独裁の世界史~ファシズム編(1)イタリア統一とムッソリーニ登場

本村凌二
東京大学名誉教授/文学博士
情報・テキスト
ムッソリーニ
出典:Wikimedia Commons
近現代の独裁者といえば、ファシスト党を率いたムッソリーニの存在は欠かせない。当時のイタリアは、ドイツや日本同様「遅れてきた帝国主義国家」として強い指導者を求めていた。だが、ムッソリーニの政治的出発は社会主義者としてのものだった。(全4話中第1話)
※インタビュアー:川上達史(テンミニッツTV編集長)
時間:10:38
収録日:2020/01/30
追加日:2021/03/12
タグ:
≪全文≫

●理想主義的な社会主義者として出発したムッソリーニ


―― スターリンに続きまして、今回はムッソリーニ(ベニート・ムッソリーニ)のお話をうかがいたいと思います。これもまた独特の人というか、面白い人といいますか。(前回のシリーズで)スターリンの場合は、もともとの政治文化が民主政も共和政もなく、ややもすると秘密主義的な王朝の伝統があった国の中での出来事として描いていただきました。

 ムッソリーニの場合は、もちろんイタリアの人なので、これまで長い歴史的経験を経てきた国に出てきた独裁者というところで、一種独特なところがあるのかと思います。まずムッソリーニをどのように評価されていますか。

本村 彼は若い時、社会主義者として出発して、社会主義的な政策や考え方を持っているわけです。だから、第一次世界大戦などで政治活動をしていく中でも、最初の段階では社会主義の政党に入っていて、その中で戦争そのものに反対する立場でいました。

―― もともとイタリアの社会党に入って、活動していますよね。

本村 その後、ある時期からむしろ戦争賛成派に変わってしまうところが、彼の大きな転機だったと思います。つまり、彼は理想主義的な意味での社会主義者だったのかもしれないけれども、現実路線を考えると、理想的なことを言っていられなくなったのかもしれません。

 また、その段階での第一次世界大戦は典型的な帝国主義戦争で、領土分割のための方法でした。最初は些細なことで始まったので、とてもあのような世界大戦などにはならないと言われていたのが、最終的にはその背景にあったドイツ帝国と他の諸国との対立が表面化するという形になっていったわけです。

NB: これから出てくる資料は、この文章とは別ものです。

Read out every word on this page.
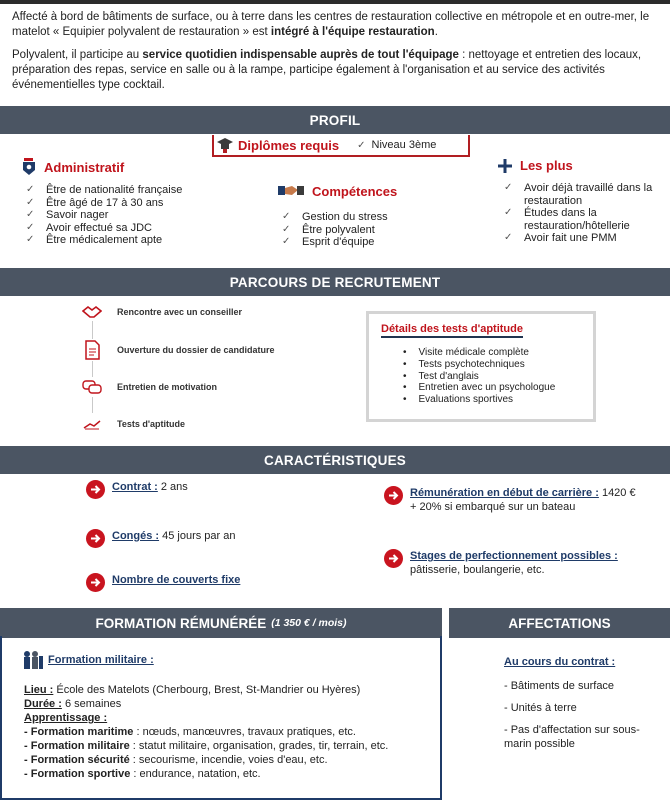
Affecté à bord de bâtiments de surface, ou à terre dans les centres de restauration collective en métropole et en outre-mer, le matelot « Equipier polyvalent de restauration » est intégré à l'équipe restauration.

Polyvalent, il participe au service quotidien indispensable auprès de tout l'équipage : nettoyage et entretien des locaux, préparation des repas, service en salle ou à la rampe, participe également à l'organisation et au service des activités événementielles type cocktail.

PROFIL
Diplômes requis ✓ Niveau 3ème
Administratif
✓	Être de nationalité française
✓	Être âgé de 17 à 30 ans
✓	Savoir nager
✓	Avoir effectué sa JDC
✓	Être médicalement apte
Compétences
✓	Gestion du stress
✓	Être polyvalent
✓	Esprit d'équipe
Les plus
✓	Avoir déjà travaillé dans la restauration
✓	Études dans la restauration/hôtellerie
✓	Avoir fait une PMM
PARCOURS DE RECRUTEMENT
Rencontre avec un conseiller
Ouverture du dossier de candidature
Entretien de motivation
Tests d'aptitude
Détails des tests d'aptitude
• Visite médicale complète
• Tests psychotechniques
• Test d'anglais
• Entretien avec un psychologue
• Evaluations sportives
CARACTÉRISTIQUES
Contrat : 2 ans
Congés : 45 jours par an
Nombre de couverts fixe
Rémunération en début de carrière : 1420 €
+ 20% si embarqué sur un bateau
Stages de perfectionnement possibles :
pâtisserie, boulangerie, etc.
FORMATION RÉMUNÉRÉE (1 350 € / mois)
Formation militaire :
Lieu : École des Matelots (Cherbourg, Brest, St-Mandrier ou Hyères)
Durée : 6 semaines
Apprentissage :
- Formation maritime : nœuds, manœuvres, travaux pratiques, etc.
- Formation militaire : statut militaire, organisation, grades, tir, terrain, etc.
- Formation sécurité : secourisme, incendie, voies d'eau, etc.
- Formation sportive : endurance, natation, etc.
AFFECTATIONS
Au cours du contrat :

- Bâtiments de surface

- Unités à terre

- Pas d'affectation sur sous-marin possible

 そういう中で、イタリアにあっても「その流れに乗り遅れてはいけない」というようなことが現実路線としてあることに、だんだんムッソリーニは気がついてきたのではないかと思います。社会主義者でありながら、「理想的なことを言っていられない」というように、周りの国際情勢など、いろいろなことが分かってきたのが、彼の少々変わり出したところではないかと思うわけです。


●遅れて「統一」となったイタリアの近代化


―― さて、私も含めてなのですが、ご覧になっている方は意外にイタリアの近代史について、十分イメージを持っていない方も多いと思うので、あらすじ的にご紹介いただきたいと思います。ちょうど、この「独裁の世界史」シリーズの中ですと、以前にヴェネツィアまでのお話はいただきましたが、その後、近代までのイタリアというのは、大きく見るとどういう変遷をたどっていくものなのでしょう。

本村 日本と非常に似たところがあって、日本で明治維新があったのと同じ時期にイタリア統一に向かう動き(リソルジメント)が起こっています。その中心となったジュゼッペ・ガリバルディは、西郷隆盛に比較されることも多いですね。

 そういう中で、イタリアが日本ほど近代化に成功したかどうかというと、イタリアでは中小企業の中でも特に工芸品などの小さな企業が繁栄するようになります。そういうものが非常にあちこちにできるものの、大々的な重化学工業のようなものが発展することがあまり見られませんでした。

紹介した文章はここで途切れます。